Indeed, Christopher Nolan's Batman films are DC's bright spot. The third chapter in the trilogy, "The Dark Knight Rises" (opening July 20) may be the one movie that matches "The Avengers" at the box office this summer.

"I think 'The Dark Knight Rises' will be amazing, but not in the same way that 'The Avengers' was amazing," Lupo says.

Lupo says the sniping between DC fans and Marvel fans is strongest among those who don't read the comic books that much, and he offers this advice in bringing peace to both sides: "Read the books before you have an opinion."

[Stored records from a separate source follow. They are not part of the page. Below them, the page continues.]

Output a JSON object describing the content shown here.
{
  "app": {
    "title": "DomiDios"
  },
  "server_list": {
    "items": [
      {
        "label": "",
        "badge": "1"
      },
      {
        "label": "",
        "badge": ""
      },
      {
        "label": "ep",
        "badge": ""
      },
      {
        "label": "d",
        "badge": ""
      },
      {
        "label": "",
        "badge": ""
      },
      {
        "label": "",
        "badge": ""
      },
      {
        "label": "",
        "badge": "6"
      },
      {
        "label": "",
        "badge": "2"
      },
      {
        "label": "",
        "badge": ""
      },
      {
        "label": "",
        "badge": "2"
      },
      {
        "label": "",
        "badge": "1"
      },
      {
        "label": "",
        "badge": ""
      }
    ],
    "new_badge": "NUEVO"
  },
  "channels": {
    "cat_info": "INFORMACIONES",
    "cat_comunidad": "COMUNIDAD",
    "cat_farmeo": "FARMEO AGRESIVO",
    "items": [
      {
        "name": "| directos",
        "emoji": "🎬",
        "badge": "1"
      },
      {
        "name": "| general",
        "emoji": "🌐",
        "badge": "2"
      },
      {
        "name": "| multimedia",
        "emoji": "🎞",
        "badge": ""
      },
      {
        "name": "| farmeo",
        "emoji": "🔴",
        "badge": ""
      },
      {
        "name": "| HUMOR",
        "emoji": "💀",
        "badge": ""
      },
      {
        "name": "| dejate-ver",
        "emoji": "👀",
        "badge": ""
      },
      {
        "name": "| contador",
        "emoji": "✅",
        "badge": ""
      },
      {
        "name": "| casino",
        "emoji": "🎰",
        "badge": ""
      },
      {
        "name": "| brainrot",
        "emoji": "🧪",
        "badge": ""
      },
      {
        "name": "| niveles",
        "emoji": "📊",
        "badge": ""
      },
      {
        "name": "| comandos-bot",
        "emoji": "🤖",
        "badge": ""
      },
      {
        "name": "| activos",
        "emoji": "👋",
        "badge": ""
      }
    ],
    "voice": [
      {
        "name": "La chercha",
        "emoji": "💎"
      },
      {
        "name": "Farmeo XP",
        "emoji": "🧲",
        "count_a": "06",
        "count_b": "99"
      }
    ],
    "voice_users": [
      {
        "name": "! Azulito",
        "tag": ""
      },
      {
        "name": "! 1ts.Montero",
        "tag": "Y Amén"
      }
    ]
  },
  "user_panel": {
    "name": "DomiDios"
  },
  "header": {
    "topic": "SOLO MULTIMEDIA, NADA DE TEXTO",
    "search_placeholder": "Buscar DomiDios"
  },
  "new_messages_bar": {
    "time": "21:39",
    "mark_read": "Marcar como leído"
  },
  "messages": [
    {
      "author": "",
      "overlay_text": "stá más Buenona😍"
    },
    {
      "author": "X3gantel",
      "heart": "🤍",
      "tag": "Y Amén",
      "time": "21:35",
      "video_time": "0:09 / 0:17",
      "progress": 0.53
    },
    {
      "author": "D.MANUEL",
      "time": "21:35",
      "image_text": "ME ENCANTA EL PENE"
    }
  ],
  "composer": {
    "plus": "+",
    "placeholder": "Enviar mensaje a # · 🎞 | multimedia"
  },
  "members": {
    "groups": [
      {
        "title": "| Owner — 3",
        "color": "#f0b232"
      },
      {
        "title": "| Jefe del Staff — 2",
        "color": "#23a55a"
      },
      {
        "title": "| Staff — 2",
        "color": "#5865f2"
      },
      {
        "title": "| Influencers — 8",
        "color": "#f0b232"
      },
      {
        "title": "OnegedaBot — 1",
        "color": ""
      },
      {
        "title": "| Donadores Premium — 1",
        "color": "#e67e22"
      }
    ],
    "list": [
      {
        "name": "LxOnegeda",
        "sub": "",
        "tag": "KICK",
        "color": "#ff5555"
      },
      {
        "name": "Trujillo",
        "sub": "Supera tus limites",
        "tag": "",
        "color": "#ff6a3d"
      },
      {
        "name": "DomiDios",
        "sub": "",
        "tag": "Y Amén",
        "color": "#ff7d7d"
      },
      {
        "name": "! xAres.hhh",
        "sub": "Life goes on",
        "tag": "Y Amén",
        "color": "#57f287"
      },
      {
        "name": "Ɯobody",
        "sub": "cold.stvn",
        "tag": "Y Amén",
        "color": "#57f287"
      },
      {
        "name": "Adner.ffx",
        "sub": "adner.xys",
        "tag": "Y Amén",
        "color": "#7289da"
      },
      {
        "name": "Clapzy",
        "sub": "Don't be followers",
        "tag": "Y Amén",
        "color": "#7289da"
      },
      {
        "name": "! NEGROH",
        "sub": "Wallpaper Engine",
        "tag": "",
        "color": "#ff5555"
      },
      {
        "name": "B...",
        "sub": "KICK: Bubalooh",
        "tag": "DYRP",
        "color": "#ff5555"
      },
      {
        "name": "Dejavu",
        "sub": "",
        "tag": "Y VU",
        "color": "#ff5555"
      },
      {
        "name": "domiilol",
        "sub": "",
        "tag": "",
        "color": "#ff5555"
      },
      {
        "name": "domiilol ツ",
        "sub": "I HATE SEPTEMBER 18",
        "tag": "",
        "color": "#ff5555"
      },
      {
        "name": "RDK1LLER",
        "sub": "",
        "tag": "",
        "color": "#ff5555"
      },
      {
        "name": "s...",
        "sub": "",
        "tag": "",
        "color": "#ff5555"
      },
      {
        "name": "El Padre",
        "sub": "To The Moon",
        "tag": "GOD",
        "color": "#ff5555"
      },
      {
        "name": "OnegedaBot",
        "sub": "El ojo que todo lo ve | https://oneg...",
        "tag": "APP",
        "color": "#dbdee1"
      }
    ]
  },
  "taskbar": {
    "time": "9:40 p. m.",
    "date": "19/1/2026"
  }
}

Sean P. Means writes The Cricket in daily blog form at Contact him via email at Follow him on Twitter @moviecricket or on Facebook at —

Free Comic Book Day

P Comic-book stores in the Salt Lake City area will be marking Free Comic Book Day on Saturday with giveaways and special events. Here is what some participants have planned:

Black Cat Comics

Where • 2261 Highland Drive, Salt Lake City

Hours • 11 a.m.-7 p.m. Saturday

Events • Comic-book artists Ryan Ottley ("Invincible") and Derek Hunter ("Pirate Club," "Adventure Time") will sign autographs.

Dr. Volts Comic Connection

Where • 2043 E. 3300 South, Salt Lake City

Hours • 9 a.m.-6 p.m. Saturday

Events • Author Bryan Young and artist Kat Martin will be there, as will the Mandalorian Mercs (a "Star Wars" costume group); the "Geek Show Podcast" will be recording (starting at noon); and there's a storewide 20 percent off sale.

Hastur Games and Comics

Where • 6831 S. State St., Murray

Hours • 10 a.m.-10 p.m. Saturday

Events • Members of the Justice League will visit; the all-female geek "Hello, Sweetie!" podcast will be recording; and a large back-issue sale is planned.

Night Flight Comics

Where • Library Square, 210 E. 400 South, Salt Lake City

Hours • 11 a.m.-6 p.m. Saturday

Events • A signing, in conjunction with The Leonardo, with artists Paul Guinan and Anina Bennett (co-creators of Boilerplate).

Night Flight Comics

Where • 6222 S. State St., Murray

Hours • 11 a.m.-8 p.m. Saturday

Events • Appearances by Carter Reid (creator of the web comic "Zombie Nation") and the Jazz Bear.